A força deste terceiro cérebro, o mais complexo e o mais recente, deverá, ou deveria, controlar os outros dois, sobretudo o mais primitivo, o cérebro reptiliano. No entanto, olhando à nossa volta, podemos observar toda a força e permanente presença do mesmo. Claro que as explicações sociológicas, políticas, religiosas e médicas para tantos problemas de agressividade são interessantes e constituem exercícios do tal neocórtex. Controlar o primitivo vulcão nem sempre é fácil e, por vezes, pode descambar em situações verdadeiramente dramáticas. Regras, condutas, princípios religiosos, legislação, força, e outros métodos têm conseguido manter o necessário equilíbrio. Acontece que, nalguns indivíduos, de uma forma verdadeiramente inesperada, a expressão máxima desse cérebro primitivo, que não envergonha um crocodilo ou qualquer serpente venenosa, emerge com toda a força, não obedecendo ao calor, à vergonha, ao amor, à solidariedade e à espiritualidade humanas.
Somos frutos da violência, a violência está em toda a parte, temos conhecimento da mesma, mas é imperioso descrever a sua anatomia e fisiologia para que possamos prevenir alguns efeitos negativos.
A violência doméstica enquadra-se no contexto da violência do género.
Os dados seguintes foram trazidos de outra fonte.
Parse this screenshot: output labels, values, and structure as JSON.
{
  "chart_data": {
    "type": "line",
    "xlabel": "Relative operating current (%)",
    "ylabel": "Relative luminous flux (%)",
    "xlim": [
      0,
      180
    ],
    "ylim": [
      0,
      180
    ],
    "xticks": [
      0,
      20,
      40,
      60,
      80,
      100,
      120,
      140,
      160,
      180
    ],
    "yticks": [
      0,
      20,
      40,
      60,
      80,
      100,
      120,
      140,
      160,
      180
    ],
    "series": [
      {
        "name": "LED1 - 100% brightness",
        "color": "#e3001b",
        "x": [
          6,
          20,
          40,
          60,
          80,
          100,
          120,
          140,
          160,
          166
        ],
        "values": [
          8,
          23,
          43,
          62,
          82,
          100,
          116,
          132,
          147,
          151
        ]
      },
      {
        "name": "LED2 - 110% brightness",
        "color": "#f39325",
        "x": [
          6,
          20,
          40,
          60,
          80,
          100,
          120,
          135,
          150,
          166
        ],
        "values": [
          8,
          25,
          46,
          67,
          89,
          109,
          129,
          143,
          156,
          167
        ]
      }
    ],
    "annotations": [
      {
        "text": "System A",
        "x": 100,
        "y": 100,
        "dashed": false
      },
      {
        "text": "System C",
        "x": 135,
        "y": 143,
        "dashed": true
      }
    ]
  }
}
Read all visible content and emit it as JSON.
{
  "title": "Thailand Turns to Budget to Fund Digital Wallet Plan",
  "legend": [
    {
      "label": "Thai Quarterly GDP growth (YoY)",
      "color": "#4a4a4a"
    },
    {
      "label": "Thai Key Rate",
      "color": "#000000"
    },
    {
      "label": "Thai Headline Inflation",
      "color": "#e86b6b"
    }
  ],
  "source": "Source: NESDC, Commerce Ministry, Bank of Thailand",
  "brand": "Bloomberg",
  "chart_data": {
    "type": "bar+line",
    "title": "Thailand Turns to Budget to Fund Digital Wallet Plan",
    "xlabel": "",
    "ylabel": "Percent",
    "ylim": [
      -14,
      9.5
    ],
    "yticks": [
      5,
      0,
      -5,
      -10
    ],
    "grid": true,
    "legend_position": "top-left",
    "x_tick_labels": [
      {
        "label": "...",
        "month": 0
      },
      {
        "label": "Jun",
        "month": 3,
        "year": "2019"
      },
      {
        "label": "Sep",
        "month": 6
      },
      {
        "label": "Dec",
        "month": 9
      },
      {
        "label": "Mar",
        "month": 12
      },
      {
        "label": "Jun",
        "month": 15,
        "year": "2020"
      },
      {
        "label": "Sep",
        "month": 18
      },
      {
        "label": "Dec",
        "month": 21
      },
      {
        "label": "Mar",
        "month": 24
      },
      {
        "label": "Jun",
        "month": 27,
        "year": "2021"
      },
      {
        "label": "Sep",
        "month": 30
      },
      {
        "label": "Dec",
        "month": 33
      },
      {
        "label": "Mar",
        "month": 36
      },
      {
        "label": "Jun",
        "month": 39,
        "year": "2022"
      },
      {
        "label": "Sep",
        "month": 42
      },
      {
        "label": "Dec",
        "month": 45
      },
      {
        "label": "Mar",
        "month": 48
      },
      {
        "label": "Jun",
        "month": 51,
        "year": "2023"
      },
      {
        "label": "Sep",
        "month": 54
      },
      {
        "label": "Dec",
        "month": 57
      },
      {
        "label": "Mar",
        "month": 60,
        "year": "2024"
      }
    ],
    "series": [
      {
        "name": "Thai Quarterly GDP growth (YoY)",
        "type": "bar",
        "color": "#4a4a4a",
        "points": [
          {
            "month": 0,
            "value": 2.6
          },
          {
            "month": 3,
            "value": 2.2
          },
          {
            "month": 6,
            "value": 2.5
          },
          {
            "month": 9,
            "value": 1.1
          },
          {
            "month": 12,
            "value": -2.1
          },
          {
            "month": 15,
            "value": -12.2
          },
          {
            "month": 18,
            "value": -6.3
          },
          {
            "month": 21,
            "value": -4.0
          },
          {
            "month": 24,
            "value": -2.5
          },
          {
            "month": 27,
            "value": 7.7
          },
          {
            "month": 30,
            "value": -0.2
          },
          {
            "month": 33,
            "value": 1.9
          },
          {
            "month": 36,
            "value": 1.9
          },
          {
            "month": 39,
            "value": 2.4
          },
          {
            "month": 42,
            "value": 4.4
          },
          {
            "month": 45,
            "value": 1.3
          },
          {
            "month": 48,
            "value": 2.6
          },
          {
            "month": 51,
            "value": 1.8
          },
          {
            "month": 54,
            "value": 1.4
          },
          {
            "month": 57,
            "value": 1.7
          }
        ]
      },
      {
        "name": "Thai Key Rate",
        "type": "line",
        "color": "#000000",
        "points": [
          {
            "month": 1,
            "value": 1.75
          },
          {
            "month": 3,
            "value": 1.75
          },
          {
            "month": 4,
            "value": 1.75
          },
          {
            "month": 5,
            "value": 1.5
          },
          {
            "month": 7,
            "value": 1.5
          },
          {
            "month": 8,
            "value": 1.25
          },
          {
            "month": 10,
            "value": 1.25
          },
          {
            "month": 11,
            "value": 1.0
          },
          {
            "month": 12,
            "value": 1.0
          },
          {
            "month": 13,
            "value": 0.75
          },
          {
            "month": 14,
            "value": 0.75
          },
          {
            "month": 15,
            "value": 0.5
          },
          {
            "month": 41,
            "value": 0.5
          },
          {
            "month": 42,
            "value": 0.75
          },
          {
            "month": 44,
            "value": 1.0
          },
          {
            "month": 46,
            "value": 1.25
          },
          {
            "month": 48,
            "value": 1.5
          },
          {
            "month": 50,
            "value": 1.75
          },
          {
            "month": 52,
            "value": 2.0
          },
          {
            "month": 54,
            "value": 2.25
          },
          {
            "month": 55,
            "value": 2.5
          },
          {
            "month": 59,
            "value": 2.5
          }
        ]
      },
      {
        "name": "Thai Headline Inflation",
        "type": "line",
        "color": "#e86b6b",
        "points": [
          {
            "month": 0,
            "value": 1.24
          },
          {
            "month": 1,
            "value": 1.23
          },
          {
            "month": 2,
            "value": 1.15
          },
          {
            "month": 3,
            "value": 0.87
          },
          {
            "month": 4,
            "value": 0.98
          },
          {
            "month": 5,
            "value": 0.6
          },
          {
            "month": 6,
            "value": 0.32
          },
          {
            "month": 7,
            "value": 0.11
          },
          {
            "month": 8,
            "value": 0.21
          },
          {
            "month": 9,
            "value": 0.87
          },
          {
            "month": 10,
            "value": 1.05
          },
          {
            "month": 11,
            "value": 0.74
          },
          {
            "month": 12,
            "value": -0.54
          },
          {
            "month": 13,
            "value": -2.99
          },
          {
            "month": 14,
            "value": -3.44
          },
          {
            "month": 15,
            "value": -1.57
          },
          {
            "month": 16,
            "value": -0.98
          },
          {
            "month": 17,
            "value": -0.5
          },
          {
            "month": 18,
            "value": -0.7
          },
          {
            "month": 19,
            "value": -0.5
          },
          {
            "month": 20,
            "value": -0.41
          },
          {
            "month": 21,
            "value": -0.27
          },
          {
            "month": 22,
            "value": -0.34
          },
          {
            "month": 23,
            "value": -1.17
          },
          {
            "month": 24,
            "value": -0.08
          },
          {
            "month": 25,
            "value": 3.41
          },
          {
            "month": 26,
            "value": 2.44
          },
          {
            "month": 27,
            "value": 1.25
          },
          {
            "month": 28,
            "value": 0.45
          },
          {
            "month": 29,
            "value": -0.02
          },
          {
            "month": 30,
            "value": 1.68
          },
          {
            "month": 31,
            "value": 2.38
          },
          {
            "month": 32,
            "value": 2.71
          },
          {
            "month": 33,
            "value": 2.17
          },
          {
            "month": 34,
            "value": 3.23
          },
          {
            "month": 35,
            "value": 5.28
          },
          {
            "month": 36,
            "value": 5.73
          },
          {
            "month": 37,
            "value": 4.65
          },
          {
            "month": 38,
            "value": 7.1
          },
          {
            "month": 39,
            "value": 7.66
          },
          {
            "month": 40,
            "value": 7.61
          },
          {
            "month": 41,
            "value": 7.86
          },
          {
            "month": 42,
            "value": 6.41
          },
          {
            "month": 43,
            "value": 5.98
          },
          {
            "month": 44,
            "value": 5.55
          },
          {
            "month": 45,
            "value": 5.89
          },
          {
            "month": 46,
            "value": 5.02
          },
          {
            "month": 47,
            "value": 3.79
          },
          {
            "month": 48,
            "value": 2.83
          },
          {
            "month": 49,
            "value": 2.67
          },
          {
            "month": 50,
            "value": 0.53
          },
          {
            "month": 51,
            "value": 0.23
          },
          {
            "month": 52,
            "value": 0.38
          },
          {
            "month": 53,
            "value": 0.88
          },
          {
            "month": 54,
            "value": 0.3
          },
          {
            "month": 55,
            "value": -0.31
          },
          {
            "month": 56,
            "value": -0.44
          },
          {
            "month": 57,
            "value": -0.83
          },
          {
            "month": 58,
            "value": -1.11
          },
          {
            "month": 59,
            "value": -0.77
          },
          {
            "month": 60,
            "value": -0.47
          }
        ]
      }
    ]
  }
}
Quanto a esta deverá ter tido origem no momento em que o homem primitivo viu sair do interior da mulher vida, consubstanciada num novo ser, incompleto, que leva muitos anos a completar-se, exigindo por isso muito investimento. Um mistério. Na altura não terá tido consciência de que, também, tinha uma quota-parte no mistério. Quando se apercebeu, então, as coisas mudaram, e fez tudo o que podia para a dominar e controlar. Nos últimos anos, graças a revoluções culturais, sociais e médicas, a mulher "libertou-se" da tutela masculina, e ainda bem.
Com tempo, poderemos continuar a abordar tão interessante fenómeno.
E quanto à violência? Vai continuar, seja doméstica ou não. É impossível dominá-la, talvez se consiga domesticar, desde que se ensine e estude a anatomia e a fisiologia da mesma e se consiga a implementação de regras, condutas, normativos, códigos e se acabe com muitas outras formas de descriminação.